Background: Radioresistance is a challenge in the treatment of cervical cancer. Recent studies have reported that microRNAs (miRNAs) mediate radiotherapy resistance and play a vital role in the occurrence and development of cancer. The aim of this study was to investigate whether the expression of miR-15a-3p was correlated with radiosensitivity in cervical cancer.
Methods: Quantitative real-time PCR experiment was performed to detect the expression of miR-15a-3p in cervical cancer tissues and cells lines. Then, the effect of miR-15a-3p on proliferation in cervical cancer cells radiation-induced were determined by using CCK-8, clonogenic formation and EdU assays. In addition, the TUNEL, flow cytometry analysis and western blotting assays were conducted to evaluate radiation-induced cells apoptosis. A dual-luciferase reporter assay was used to test the target. In addition, tumor xenograft experiment was conducted to test tumor growth in vivo.

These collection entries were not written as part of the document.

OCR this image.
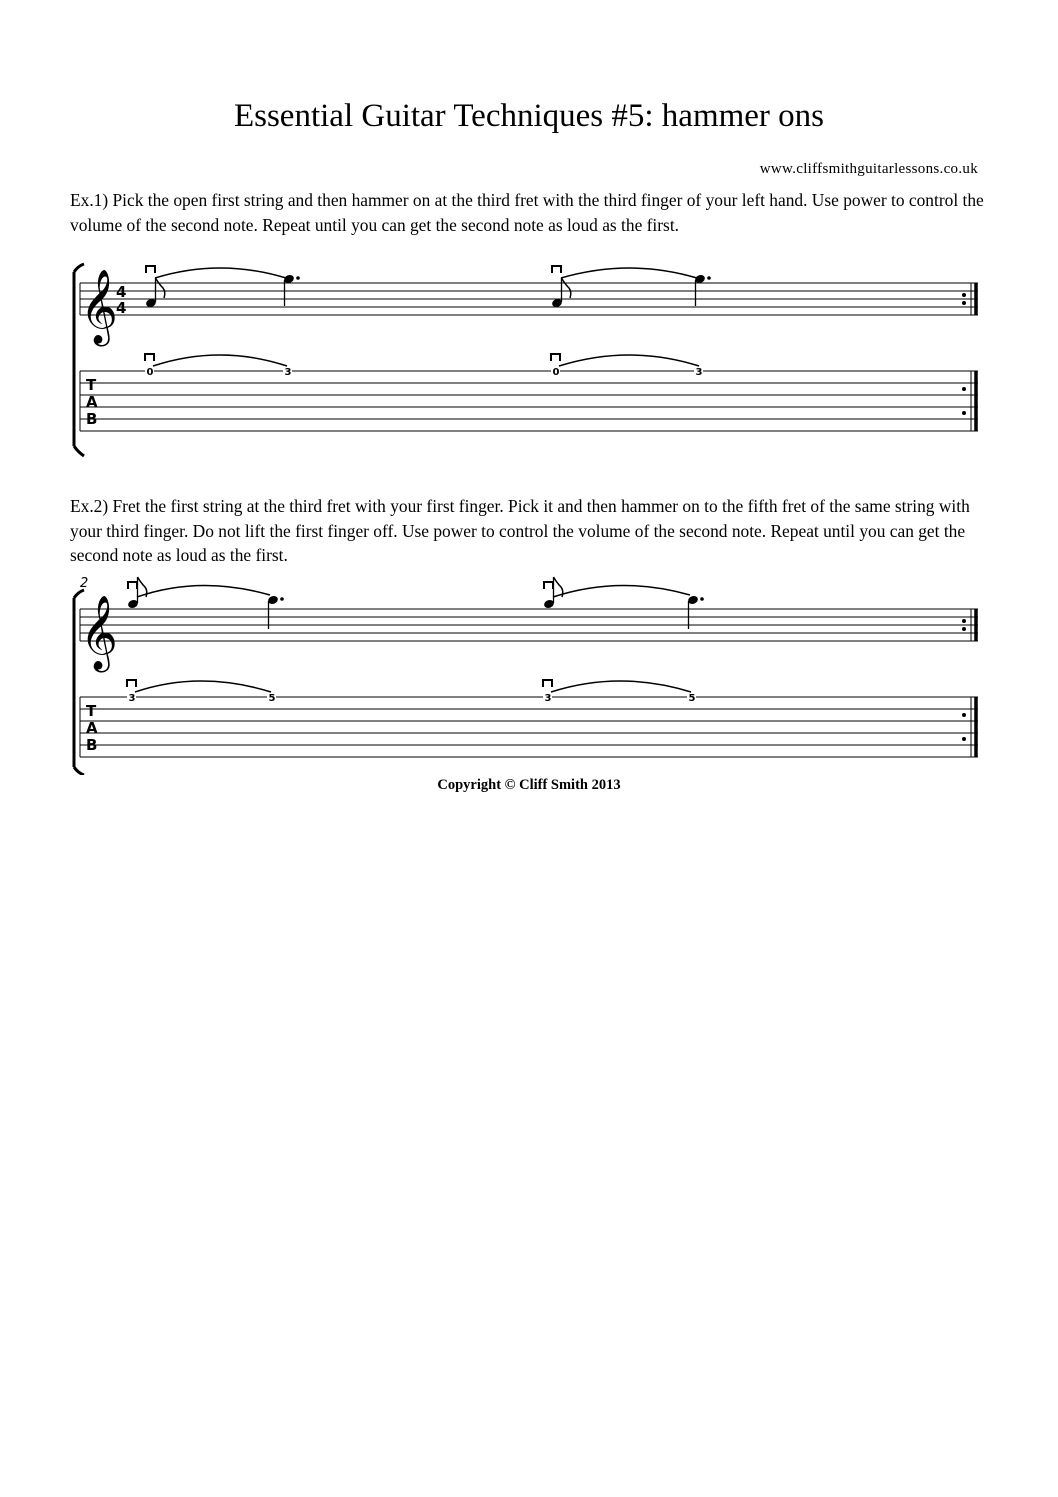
Essential Guitar Techniques #5: hammer ons
www.cliffsmithguitarlessons.co.uk

Ex.1) Pick the open first string and then hammer on at the third fret with the third finger of your left hand. Use power to control the volume of the second note. Repeat until you can get the second note as loud as the first.

𝄞
4
4
T
A
B
0	3	0	3

Ex.2) Fret the first string at the third fret with your first finger. Pick it and then hammer on to the fifth fret of the same string with your third finger. Do not lift the first finger off. Use power to control the volume of the second note. Repeat until you can get the second note as loud as the first.

2
𝄞
T
A
B
3	5	3	5
Copyright © Cliff Smith 2013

Results: In this study, miR-15a-3p was downregulated in cervical cancer tissues and cells lines, however, the expression of miR-15a-3p significantly increased exposed to radiation. Moreover, over-expression of miR-15a-3p inhibited cells proliferation and enhanced cells apoptosis radiation-induced. Further, TPD52 was identified as a direct target of miR-15a-3p. Inhibition of TPD52 could suppress cells proliferation and induce cells apoptosis. Tumor xenograft experiments indicated that over-expression of miR-15a-3p could increase sensitivity to radiation therapy by targeting TPD52.
Conclusion: In conclusion, our findings suggested that miR-15a-3p enhanced radiosensitivity in cervical cancer by targeting tumor protein D52, suggesting that miR-15a-3p may be a potential therapeutic target for cervical cancer patients.
Keywords: Cervical cancer; Radiosensitivity; Tumor protein D52; miR-15a-3p.